The United States has cancelled its observation of Uganda’s presidential election because most of its accreditation requests were denied and said Thursday’s vote would lack accountability and transparency.
The announcement adds to a chorus of concern over the credibility of the election pitting Yoweri Museveni, one of Africa’s longest-serving leaders, against 10 candidates including opposition frontrunner Bobi Wine, a popular singer.
While previous votes have been marred by crackdowns on the opposition, campaigning this time has been particularly violent. Scores of protesters have been killed and opposition candidates, supporters and campaign staff have been arrested repeatedly.
The European Union says the electoral process has been seriously tarnished by the excessive use of force and its offer to deploy a small team of electoral experts was not taken up.
A coalition representing hundreds of Ugandan civil society organisations said it had filed 1,900 accreditation requests but only 10 had been granted.
“Absent the robust participation of observers, particularly Ugandan observers who are answerable to their fellow citizens, Uganda’s elections will lack the accountability, transparency and confidence that observer missions provide,” the U.S. embassy in Uganda said in a statement.
Museveni’s spokesman Don Wanyama said the African Union and East African Community would deploy observers and he couldn’t remember when Uganda last sent monitors to the United States.
Museveni has dismissed interference by foreign partners saying they don’t understand that Uganda’s strength comes from the ruling National Resistance Movement (NRM) party, the army and the economy.
“We therefore don’t need lectures about anything from anybody. Because there’s nothing we don’t know,” Museveni, wearing a military camouflage jacket, said in a television address on Tuesday evening.
Stéphane Dujarric, spokesman for U.N. Secretary-General Antonio Guterres, said the U.N. human rights office was deeply concerned about the deteriorating situation.
“It’s a concern that we very much share,” he said. “There have been arrests, including limitations of rights, freedom of expression, freedom of assembly.”
Uganda is a Western ally, a prospective oil producer and is considered a stabilising force in a region where war has plagued some neighbours. It contributes the biggest contingent of an African Union force fighting Islamist insurgents in Somalia.
Bobi Wine, whose real name is Robert Kyagulanyi Ssentamu, is one the first opposition politicians to channel the grievances of young people into a viable challenge and this has rattled the NRM, analysts say.
“We are not preparing for the election. We are rushing our friends, our fellow citizens, to hospital because they are being brutalized by the military and the police,” Wine said at the funeral of his driver, who he says was shot dead this week.

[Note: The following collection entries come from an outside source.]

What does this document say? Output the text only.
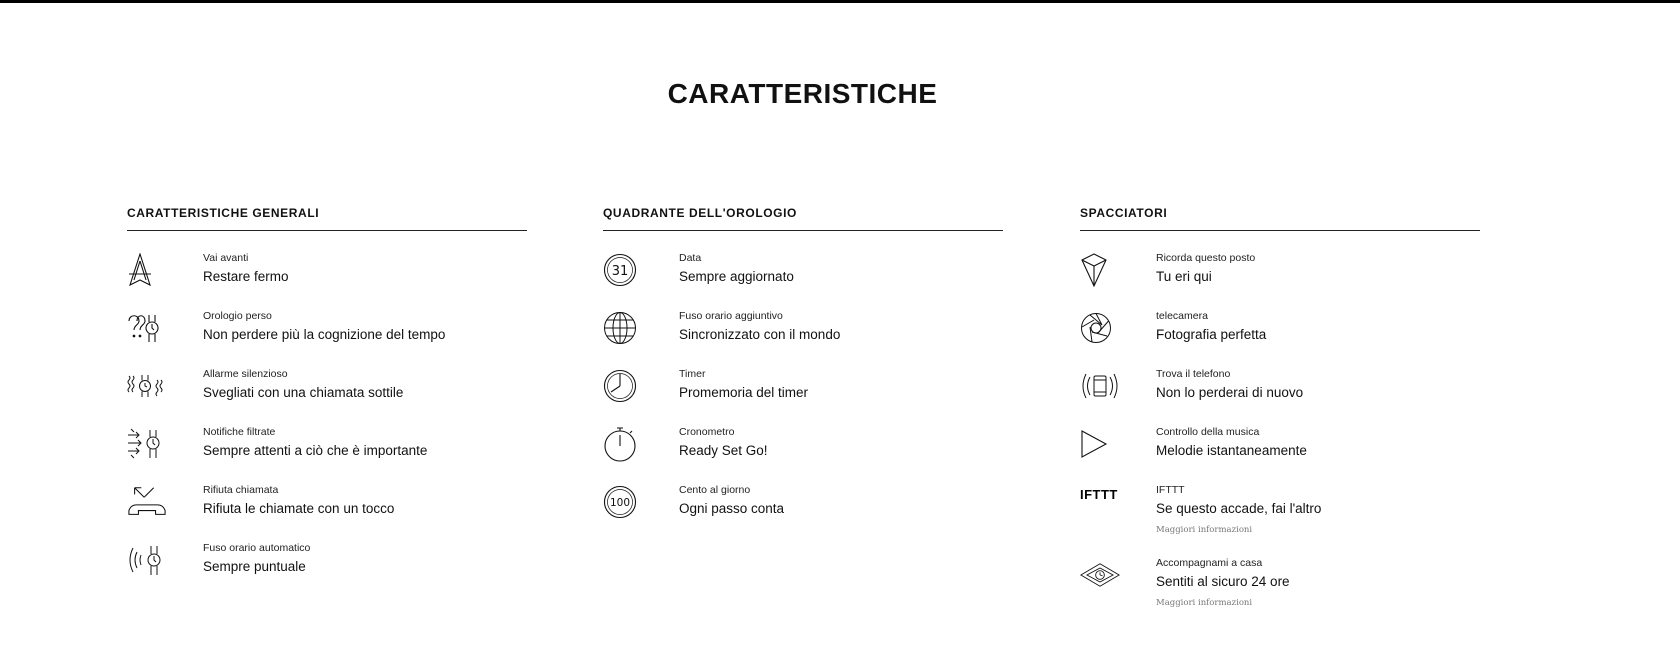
CARATTERISTICHE
CARATTERISTICHE GENERALI
Vai avanti
Restare fermo
Orologio perso
Non perdere più la cognizione del tempo
Allarme silenzioso
Svegliati con una chiamata sottile
Notifiche filtrate
Sempre attenti a ciò che è importante
Rifiuta chiamata
Rifiuta le chiamate con un tocco
Fuso orario automatico
Sempre puntuale
QUADRANTE DELL'OROLOGIO
31
Data
Sempre aggiornato
Fuso orario aggiuntivo
Sincronizzato con il mondo
Timer
Promemoria del timer
Cronometro
Ready Set Go!
100
Cento al giorno
Ogni passo conta
SPACCIATORI
Ricorda questo posto
Tu eri qui
telecamera
Fotografia perfetta
Trova il telefono
Non lo perderai di nuovo
Controllo della musica
Melodie istantaneamente
IFTTT	IFTTT
Se questo accade, fai l'altro
Maggiori informazioni
Accompagnami a casa
Sentiti al sicuro 24 ore
Maggiori informazioni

With nearly 80% of its people under 30, Uganda has one of Africa’s youngest populations. That means the majority of Ugandans were born after Museveni took power in 1986 following a five-year guerrilla war.
More than a dozen European countries, Britain, Canada and the United States expressed their concern on Tuesday about media freedom and the harassment of reporters.
Reporters covering opposition protests have been attacked by the security forces. Last week, police chief Martin Okoth Ochola said reporters would be beaten for their own good, to stop them going to places where their lives might be at risk.
“It’s hard to say there wont be violence,” said a senior EU diplomat. “Every bit of the security apparatus will be on the streets. Theoretically that brings calm, but I think we know that just brings flashpoints.”
Uganda has also banned all social media platforms and messaging apps until further notice.
Museveni apologised for the inconvenience but said Uganda had no choice after Facebook took down some accounts which backed his ruling party.
“He wants to stop the use of our application, the youth vote application, which he knows functions with the internet,” Wine told Reuters on Wednesday.
In what analysts called a display of force amounting to preventative intimidation, a convoy of armoured military vehicles rolled through predominantly opposition areas of the capital Kampala on Tuesday.
“The systematic attempt to stop free information, to intimidate voters, and to harass opposition candidates means that this is no longer a credible election,” said Nic Cheeseman, a professor of democracy at Birmingham University.